Salmon Burgers
These open-faced salmon burgers combine Maille Dijon Originale mustard with fresh dill, mayonnaise, and lemon juice. Mayonnaise and mustard replace breadcrumbs as a gluten-free binder for an incredibly moist and flavourful burger.
Ingredients
- 680g skinless salmon fillets, preferably wild or organic
- 2 tbsp. finely chopped dill
- 2 tbsp. mayonnaise
- 1 tbsp. lemon juice
- 1 tbsp. Maille Dijon Originale mustard
- 1 tbsp. capers, finely chopped
- 1 clove garlic, finely chopped
- 1 tsp. sea salt
- 1 tsp. grated lemon peel
- Maille Olive oil
Preparation
Note: You can skip the chilling, but be careful when flipping the burgers as they will fall apart more easily
- Either finely mince the salmon by hand or run it through a food processor until coarsely ground. Ideally, pulverise half and chop half by hand so that there are still some chunks of fish.

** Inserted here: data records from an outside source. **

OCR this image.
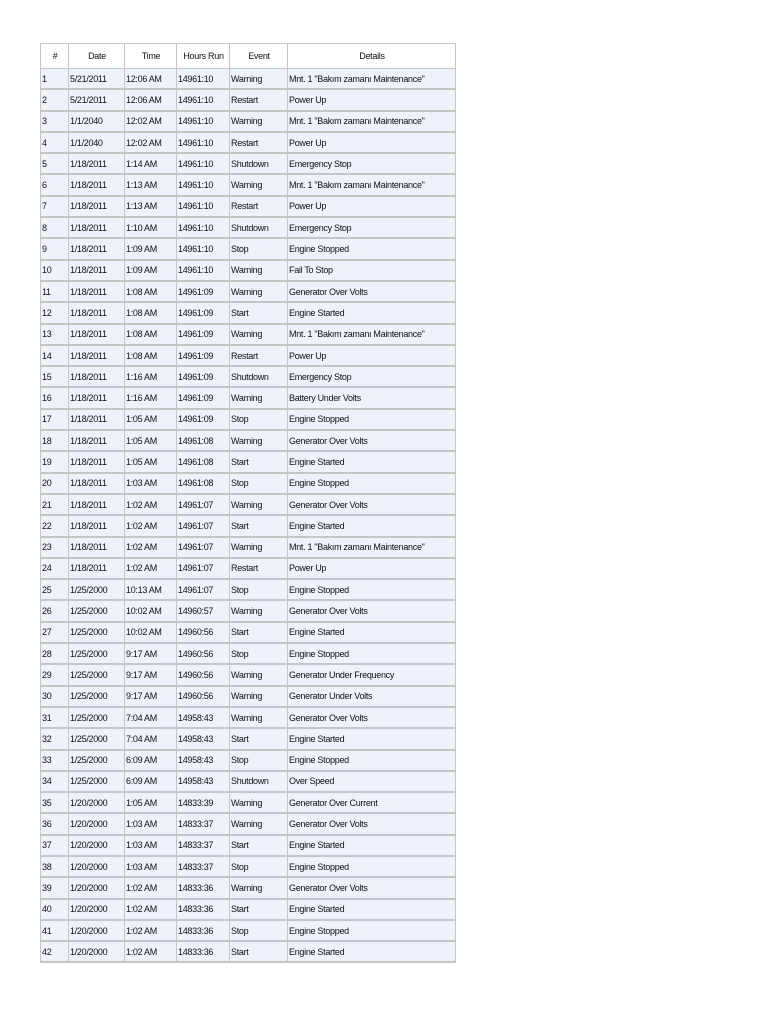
#	Date	Time	Hours Run	Event	Details
1	5/21/2011	12:06 AM	14961:10	Warning	Mnt. 1 "Bakım zamanı Maintenance"
2	5/21/2011	12:06 AM	14961:10	Restart	Power Up
3	1/1/2040	12:02 AM	14961:10	Warning	Mnt. 1 "Bakım zamanı Maintenance"
4	1/1/2040	12:02 AM	14961:10	Restart	Power Up
5	1/18/2011	1:14 AM	14961:10	Shutdown	Emergency Stop
6	1/18/2011	1:13 AM	14961:10	Warning	Mnt. 1 "Bakım zamanı Maintenance"
7	1/18/2011	1:13 AM	14961:10	Restart	Power Up
8	1/18/2011	1:10 AM	14961:10	Shutdown	Emergency Stop
9	1/18/2011	1:09 AM	14961:10	Stop	Engine Stopped
10	1/18/2011	1:09 AM	14961:10	Warning	Fail To Stop
11	1/18/2011	1:08 AM	14961:09	Warning	Generator Over Volts
12	1/18/2011	1:08 AM	14961:09	Start	Engine Started
13	1/18/2011	1:08 AM	14961:09	Warning	Mnt. 1 "Bakım zamanı Maintenance"
14	1/18/2011	1:08 AM	14961:09	Restart	Power Up
15	1/18/2011	1:16 AM	14961:09	Shutdown	Emergency Stop
16	1/18/2011	1:16 AM	14961:09	Warning	Battery Under Volts
17	1/18/2011	1:05 AM	14961:09	Stop	Engine Stopped
18	1/18/2011	1:05 AM	14961:08	Warning	Generator Over Volts
19	1/18/2011	1:05 AM	14961:08	Start	Engine Started
20	1/18/2011	1:03 AM	14961:08	Stop	Engine Stopped
21	1/18/2011	1:02 AM	14961:07	Warning	Generator Over Volts
22	1/18/2011	1:02 AM	14961:07	Start	Engine Started
23	1/18/2011	1:02 AM	14961:07	Warning	Mnt. 1 "Bakım zamanı Maintenance"
24	1/18/2011	1:02 AM	14961:07	Restart	Power Up
25	1/25/2000	10:13 AM	14961:07	Stop	Engine Stopped
26	1/25/2000	10:02 AM	14960:57	Warning	Generator Over Volts
27	1/25/2000	10:02 AM	14960:56	Start	Engine Started
28	1/25/2000	9:17 AM	14960:56	Stop	Engine Stopped
29	1/25/2000	9:17 AM	14960:56	Warning	Generator Under Frequency
30	1/25/2000	9:17 AM	14960:56	Warning	Generator Under Volts
31	1/25/2000	7:04 AM	14958:43	Warning	Generator Over Volts
32	1/25/2000	7:04 AM	14958:43	Start	Engine Started
33	1/25/2000	6:09 AM	14958:43	Stop	Engine Stopped
34	1/25/2000	6:09 AM	14958:43	Shutdown	Over Speed
35	1/20/2000	1:05 AM	14833:39	Warning	Generator Over Current
36	1/20/2000	1:03 AM	14833:37	Warning	Generator Over Volts
37	1/20/2000	1:03 AM	14833:37	Start	Engine Started
38	1/20/2000	1:03 AM	14833:37	Stop	Engine Stopped
39	1/20/2000	1:02 AM	14833:36	Warning	Generator Over Volts
40	1/20/2000	1:02 AM	14833:36	Start	Engine Started
41	1/20/2000	1:02 AM	14833:36	Stop	Engine Stopped
42	1/20/2000	1:02 AM	14833:36	Start	Engine Started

- Combine salmon with dill, lemon juice, grated lemon peel, mayonnaise, Maille Dijon Originale mustard, capers, garlic, and salt in medium bowl; shape into 4 patties.
- Arrange the patties on a plate and chill 15 minutes to 2 hours. This will help the patties stay together without the help of bread crumbs.
- Heat large cast iron or non-stick skillet over medium-high heat. Coat skillet with thin layer of oil.
- Cook burgers, carefully turning once, until nicely browned and firm, about 6 minutes.
Chef’s tip
Serve the burgers immediately on toasted gluten-free buns or on a bed of rocket, garnished with lemon wedges and more Maille Dijon Originale mustard on the side.